Because at this very moment, all I know is that I’m going to give birth to a baby boy. I don’t know what color his hair will be. I don’t know if he’ll be fussy or chill. I don’t know if he’ll have my green eyes. I don’t know if he’ll have mercy on his mother and sleep easily. I don’t know how I’LL be as a mom. And I’m going to stop there before I need an inhaler.
But look. I want you all to know that I’m not panicking over here. I think these thoughts are all a part of becoming a new mom and that I’d be a weirdo if I wasn’t a little “holyshit” about all of this change that is coming. If anything, I’m proud of myself for how I’m choosing to face all this uncertainty with a positive mindset. And I attribute that ability to the moment when I realized the following:
If there is anything in the universe that I am realizing as an expectant mother, it is that having a child will require an elegant release of all control you’ve known previously.

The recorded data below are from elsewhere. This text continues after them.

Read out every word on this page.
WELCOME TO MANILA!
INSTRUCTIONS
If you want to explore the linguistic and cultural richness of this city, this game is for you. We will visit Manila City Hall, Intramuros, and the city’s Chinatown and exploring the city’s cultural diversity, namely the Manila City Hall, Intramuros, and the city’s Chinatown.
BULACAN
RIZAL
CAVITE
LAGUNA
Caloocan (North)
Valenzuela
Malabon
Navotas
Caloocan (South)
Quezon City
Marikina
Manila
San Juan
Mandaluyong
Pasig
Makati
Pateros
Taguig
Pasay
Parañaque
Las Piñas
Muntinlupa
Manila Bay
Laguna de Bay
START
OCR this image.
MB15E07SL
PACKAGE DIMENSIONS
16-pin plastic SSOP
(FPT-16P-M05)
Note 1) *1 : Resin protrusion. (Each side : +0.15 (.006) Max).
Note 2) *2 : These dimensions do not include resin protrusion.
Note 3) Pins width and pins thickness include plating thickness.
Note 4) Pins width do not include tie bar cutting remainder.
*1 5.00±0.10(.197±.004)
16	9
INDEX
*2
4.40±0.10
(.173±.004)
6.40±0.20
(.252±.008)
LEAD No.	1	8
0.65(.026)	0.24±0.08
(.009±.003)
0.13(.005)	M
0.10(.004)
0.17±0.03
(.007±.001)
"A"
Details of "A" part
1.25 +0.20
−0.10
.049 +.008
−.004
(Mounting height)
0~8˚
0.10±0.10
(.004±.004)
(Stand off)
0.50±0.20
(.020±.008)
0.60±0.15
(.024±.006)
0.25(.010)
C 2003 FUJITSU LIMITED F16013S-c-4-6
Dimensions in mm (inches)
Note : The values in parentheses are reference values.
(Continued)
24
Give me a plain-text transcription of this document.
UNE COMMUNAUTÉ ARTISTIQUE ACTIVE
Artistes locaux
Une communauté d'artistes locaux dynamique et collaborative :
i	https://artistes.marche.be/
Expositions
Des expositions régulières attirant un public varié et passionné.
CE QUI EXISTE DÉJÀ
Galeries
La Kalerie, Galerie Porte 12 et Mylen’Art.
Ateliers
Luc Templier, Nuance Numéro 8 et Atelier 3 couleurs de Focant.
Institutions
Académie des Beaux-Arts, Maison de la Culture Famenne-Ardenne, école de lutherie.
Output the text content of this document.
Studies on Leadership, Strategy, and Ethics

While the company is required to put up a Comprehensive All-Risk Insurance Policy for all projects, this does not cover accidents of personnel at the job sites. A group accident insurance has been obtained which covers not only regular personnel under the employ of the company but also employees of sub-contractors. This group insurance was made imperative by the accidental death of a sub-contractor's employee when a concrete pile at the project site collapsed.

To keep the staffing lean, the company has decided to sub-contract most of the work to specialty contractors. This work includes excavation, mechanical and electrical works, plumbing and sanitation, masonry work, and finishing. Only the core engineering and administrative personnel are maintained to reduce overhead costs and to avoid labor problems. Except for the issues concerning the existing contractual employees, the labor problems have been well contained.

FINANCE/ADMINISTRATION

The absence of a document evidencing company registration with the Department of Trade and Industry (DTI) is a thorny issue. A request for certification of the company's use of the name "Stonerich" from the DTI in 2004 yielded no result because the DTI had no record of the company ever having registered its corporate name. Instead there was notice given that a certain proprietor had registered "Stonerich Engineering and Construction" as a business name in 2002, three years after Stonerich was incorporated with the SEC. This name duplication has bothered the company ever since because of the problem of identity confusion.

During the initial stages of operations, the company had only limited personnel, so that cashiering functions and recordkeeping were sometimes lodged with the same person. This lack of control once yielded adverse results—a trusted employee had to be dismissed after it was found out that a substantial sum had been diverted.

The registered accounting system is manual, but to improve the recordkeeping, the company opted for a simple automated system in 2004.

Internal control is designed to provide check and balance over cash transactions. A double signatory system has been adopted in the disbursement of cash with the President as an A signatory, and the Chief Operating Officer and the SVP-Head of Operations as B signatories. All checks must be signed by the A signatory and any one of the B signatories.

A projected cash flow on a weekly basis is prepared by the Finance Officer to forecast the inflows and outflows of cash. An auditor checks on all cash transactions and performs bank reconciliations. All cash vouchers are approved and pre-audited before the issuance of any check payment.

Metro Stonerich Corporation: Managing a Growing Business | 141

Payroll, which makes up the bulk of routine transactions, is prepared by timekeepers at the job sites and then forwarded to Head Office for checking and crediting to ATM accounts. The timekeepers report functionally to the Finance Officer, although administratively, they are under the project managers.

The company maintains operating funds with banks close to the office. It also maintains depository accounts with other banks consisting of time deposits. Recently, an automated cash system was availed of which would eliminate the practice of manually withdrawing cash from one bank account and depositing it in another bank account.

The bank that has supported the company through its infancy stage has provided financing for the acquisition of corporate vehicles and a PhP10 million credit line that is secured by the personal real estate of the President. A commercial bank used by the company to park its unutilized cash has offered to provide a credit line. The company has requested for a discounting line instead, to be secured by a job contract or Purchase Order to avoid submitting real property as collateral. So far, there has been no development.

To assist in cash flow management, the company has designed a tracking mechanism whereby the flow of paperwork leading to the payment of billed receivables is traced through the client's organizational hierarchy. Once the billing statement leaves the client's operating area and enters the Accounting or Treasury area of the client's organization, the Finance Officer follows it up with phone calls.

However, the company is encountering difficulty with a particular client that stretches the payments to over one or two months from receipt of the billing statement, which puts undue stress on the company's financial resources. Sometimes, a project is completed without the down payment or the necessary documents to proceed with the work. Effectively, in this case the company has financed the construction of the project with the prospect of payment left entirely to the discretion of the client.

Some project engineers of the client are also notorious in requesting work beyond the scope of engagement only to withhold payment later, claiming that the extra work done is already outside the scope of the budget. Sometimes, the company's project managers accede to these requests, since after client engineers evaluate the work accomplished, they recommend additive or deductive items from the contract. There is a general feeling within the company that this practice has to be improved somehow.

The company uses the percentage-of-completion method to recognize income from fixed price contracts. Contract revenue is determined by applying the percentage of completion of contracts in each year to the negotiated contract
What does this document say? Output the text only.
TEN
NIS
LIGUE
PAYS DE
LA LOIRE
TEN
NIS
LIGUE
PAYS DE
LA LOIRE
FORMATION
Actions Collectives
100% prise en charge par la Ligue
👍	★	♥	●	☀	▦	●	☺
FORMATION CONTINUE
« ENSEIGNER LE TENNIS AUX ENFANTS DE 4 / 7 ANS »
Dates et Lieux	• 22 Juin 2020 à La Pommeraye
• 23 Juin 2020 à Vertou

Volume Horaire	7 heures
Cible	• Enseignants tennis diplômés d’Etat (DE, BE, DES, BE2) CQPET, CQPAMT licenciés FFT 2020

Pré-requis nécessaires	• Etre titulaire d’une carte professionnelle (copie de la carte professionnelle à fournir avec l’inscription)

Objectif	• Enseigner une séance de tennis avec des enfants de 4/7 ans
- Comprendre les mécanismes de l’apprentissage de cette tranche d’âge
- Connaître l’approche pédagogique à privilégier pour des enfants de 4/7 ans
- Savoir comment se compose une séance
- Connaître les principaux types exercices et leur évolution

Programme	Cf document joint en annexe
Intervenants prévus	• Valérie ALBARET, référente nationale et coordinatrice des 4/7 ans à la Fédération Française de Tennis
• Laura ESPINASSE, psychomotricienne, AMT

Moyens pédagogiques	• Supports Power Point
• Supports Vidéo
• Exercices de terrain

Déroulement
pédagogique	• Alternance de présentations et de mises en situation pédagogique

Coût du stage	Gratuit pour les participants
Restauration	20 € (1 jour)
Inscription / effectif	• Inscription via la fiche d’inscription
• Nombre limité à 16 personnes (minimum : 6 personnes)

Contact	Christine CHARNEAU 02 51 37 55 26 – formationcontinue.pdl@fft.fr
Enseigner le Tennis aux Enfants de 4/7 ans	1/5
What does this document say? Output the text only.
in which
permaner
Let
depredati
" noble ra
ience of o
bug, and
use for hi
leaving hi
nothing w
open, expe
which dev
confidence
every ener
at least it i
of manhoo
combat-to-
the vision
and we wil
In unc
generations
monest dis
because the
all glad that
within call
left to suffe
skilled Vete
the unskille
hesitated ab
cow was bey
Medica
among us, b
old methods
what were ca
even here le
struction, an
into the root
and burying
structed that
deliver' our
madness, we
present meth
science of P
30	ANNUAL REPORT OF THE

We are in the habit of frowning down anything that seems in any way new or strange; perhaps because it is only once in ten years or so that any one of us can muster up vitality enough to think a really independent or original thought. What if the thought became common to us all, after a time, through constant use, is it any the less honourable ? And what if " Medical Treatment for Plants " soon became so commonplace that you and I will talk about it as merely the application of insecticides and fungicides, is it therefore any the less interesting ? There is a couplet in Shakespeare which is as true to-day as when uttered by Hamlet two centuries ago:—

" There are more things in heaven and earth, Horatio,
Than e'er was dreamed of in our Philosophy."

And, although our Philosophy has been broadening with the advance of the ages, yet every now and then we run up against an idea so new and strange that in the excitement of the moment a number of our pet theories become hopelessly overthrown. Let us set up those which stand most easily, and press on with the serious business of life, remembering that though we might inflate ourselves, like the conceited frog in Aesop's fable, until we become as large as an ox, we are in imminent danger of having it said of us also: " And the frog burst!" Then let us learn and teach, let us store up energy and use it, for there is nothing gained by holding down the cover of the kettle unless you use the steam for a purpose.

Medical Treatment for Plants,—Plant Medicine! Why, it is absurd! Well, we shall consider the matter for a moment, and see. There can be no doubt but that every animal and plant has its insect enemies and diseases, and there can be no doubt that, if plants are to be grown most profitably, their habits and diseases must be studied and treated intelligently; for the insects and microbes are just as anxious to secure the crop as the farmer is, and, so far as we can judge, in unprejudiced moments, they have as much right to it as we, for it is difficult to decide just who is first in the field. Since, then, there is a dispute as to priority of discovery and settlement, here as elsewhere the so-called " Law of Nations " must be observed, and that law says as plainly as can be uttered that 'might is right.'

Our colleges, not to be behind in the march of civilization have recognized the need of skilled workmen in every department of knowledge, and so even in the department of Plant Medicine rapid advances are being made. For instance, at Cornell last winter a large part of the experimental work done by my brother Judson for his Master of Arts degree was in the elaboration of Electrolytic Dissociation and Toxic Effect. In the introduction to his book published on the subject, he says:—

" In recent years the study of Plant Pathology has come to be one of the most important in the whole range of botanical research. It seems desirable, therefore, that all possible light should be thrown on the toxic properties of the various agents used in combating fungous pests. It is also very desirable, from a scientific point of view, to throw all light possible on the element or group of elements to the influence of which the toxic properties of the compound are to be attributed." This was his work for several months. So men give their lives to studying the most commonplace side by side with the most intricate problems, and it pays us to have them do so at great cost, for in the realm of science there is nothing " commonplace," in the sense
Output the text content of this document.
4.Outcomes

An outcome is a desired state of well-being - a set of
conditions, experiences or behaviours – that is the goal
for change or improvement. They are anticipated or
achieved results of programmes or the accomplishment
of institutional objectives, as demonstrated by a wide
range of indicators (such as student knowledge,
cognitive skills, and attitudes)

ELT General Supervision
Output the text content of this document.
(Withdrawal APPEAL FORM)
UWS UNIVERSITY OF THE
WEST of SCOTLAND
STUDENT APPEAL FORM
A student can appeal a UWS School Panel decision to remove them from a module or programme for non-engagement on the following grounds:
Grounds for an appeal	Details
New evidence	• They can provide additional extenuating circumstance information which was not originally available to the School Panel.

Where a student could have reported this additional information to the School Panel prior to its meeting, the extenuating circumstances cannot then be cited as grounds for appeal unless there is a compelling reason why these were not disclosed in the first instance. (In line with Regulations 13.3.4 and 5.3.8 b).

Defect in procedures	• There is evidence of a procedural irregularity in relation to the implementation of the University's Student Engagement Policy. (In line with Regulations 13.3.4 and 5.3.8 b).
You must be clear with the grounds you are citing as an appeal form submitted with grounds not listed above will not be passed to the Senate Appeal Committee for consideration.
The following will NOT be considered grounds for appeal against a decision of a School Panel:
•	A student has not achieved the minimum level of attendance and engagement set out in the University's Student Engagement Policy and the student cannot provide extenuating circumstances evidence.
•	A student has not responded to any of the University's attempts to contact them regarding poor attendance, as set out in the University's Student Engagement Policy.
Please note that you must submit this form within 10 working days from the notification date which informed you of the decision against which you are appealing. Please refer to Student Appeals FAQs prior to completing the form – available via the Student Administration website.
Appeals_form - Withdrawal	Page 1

For me, I’m sure the transition from childless to motherhood will be anything but graceful. And yes, I promise to come here and write with bloody lack of censorship (and hopefully some humor) along the way. But in the end there is simply nothing left to do to prepare for the tidal wave of parenthood except to be immersed and figure out how to tackle whatever gets thrown our way AS IT COMES.
Choose your saying:
Give it to God.
Let it go.
Be where you are.
Is it wine o clock yet? (Just me?)
PASS THE COFFEE. (Definitely me.)
Parenthood is going to pry my white-clenched death grip fingers off my control/plan/execute philosophy no matter how much I fight it. So why bother even trying? Yes, I’ll do *some* research about sleep training. I’ll attend the childbirth classes, the breastfeeding class, tour the hospital and read alloftheblogs on what to pack for the hospital, etc. And yes, of course I want to have a reasonable plan for getting back into shape after he arrives. But I refuse to drive myself crazy trying to strap down a methodology for motherhood that I won’t even know exists until I’M LIVING IT. Plainly put, I don’t know what I don’t know.
Therefore, I choose to concern myself with what I CAN control in the meantime. My husband and I make a damn good team and we’ll figure it out along the way. Just like every other parent that came before us.